Cite the Model's Sources
Establishing trust with users who interact with a chatbot is crucial. To ensure transparency, it's best to cite the documents used to inform an answer since LLMs can be wrong on occasion. This allows the user to go review sources and verify the results are accurate. Citing the sources allows users to verify the information returned and build trust, although not everyone will check them.
Audit User Input
Once a chatbot is released for production, it's important to assess whether the user perceives its responses as accurate. One way is to add a feedback mechanism to let you know what is going on. Whether that be a way to flag the response or a way to contact customer support.

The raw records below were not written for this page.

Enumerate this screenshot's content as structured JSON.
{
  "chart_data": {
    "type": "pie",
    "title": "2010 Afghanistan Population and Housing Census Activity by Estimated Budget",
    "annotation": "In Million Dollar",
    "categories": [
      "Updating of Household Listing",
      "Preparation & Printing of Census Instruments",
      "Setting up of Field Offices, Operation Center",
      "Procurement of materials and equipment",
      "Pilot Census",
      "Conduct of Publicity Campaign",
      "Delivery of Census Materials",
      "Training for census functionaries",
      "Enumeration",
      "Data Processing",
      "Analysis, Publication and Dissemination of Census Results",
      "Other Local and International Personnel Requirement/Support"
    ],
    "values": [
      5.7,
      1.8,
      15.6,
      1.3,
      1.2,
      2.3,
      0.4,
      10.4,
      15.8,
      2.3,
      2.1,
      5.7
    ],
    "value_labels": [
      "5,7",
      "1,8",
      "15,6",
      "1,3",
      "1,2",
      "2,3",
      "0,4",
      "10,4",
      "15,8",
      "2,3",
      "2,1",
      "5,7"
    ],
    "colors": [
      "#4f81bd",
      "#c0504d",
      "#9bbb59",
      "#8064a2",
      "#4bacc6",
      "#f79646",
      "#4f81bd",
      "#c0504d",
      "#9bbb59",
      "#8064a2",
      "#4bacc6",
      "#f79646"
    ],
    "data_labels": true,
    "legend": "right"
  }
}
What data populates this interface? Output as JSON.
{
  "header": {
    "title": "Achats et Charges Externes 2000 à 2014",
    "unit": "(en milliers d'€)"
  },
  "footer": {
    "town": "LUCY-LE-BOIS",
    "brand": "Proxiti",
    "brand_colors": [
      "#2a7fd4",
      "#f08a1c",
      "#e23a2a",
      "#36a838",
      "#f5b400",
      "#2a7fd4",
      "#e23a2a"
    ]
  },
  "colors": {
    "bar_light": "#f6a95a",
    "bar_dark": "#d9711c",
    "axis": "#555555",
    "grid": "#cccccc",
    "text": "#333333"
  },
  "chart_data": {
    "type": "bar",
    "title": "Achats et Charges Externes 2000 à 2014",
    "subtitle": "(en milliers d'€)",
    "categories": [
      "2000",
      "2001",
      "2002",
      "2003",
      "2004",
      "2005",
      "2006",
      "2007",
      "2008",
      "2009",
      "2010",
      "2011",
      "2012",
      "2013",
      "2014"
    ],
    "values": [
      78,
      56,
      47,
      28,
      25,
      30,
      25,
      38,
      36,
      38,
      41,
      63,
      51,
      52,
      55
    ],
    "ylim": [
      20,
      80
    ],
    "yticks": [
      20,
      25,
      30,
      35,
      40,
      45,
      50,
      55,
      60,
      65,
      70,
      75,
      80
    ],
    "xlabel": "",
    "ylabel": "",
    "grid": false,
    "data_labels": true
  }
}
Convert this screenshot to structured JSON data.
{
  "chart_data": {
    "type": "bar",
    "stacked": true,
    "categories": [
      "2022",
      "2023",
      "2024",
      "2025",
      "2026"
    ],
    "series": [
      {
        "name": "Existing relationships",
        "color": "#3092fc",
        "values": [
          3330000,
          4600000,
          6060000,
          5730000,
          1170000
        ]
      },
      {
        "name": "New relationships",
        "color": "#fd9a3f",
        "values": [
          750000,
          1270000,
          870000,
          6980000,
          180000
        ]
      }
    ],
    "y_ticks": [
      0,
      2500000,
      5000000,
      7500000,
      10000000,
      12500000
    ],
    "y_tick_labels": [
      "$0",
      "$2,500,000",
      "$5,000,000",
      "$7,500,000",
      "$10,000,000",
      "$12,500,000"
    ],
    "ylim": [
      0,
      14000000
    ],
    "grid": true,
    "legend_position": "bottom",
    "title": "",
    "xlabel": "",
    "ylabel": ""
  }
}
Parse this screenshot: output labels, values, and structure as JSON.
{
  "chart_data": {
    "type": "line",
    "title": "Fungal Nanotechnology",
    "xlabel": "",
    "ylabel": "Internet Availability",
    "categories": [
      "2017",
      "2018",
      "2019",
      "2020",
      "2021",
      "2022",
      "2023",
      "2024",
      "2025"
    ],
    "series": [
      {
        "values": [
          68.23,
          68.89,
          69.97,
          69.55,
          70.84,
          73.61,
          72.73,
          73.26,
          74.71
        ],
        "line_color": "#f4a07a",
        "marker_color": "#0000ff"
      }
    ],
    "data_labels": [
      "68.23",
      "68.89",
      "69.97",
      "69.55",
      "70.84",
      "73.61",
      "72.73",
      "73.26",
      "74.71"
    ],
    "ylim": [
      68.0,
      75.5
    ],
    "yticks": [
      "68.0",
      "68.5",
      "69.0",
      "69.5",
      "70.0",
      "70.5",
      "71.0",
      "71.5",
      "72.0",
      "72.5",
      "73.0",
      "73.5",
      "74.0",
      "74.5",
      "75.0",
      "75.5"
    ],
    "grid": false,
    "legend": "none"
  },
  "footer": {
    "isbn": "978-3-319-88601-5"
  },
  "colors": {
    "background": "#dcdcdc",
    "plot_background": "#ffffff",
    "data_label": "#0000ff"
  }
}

This feedback can let you know what issues there might be with the LLM. If the chatbot repeatedly answers a specific topic incorrectly, the data for that topic can be examined. Perhaps it has malformed data and needs to be cleaned up, or more information needs to be embedded for the LLM to reference. User input will allow us to focus on any particular dataset that needs to be modified.
Acceptance: LLMs Are Occasionally Wrong
I found it interesting in the AI community most people do not worry about their chatbot hallucinating once they have it to a point where it’s answering the majority of questions correctly. The AI community understands that models aren’t perfect and that they occasionally make mistakes. It is impossible to guarantee that the chatbot's answers will be correct 100% of the time.
Does the general public know this as well?
ChatGPT informs the user that it may provide inaccurate answers, and welcomes feedback. Perhaps developers should add copy to let users know the chatbot isn't perfect. However, that is a decision each development team should have to make for themselves.
The Levers to Eliminate Hallucinations
Numerous techniques exist to tackle and mitigate hallucinations. Providing more data in embeddings, cleaning the data, prompt engineering, citing sources, LLM settings, and gathering user input will allow you to gain a bit more control over how your chatbot responds.
When iterating on changes, make sure to take small steps so you know what changes are most effective for the application. Although there is still the possibility of inaccurate responses, we can expect fewer concerns in the future as models continue to advance.
Prompt engineering currently serves as a great tool. However, models like GPT4 are being trained to create their own prompts. Eventually prompt engineering will become a thing of the past. AI Technology is rapidly evolving and changing every day. Experimentation is the key to creating successful AI solutions. Embrace the tools provided, continue researching new technology as it comes out, and you’ll be on your way to creating an AI solution you’re happy with.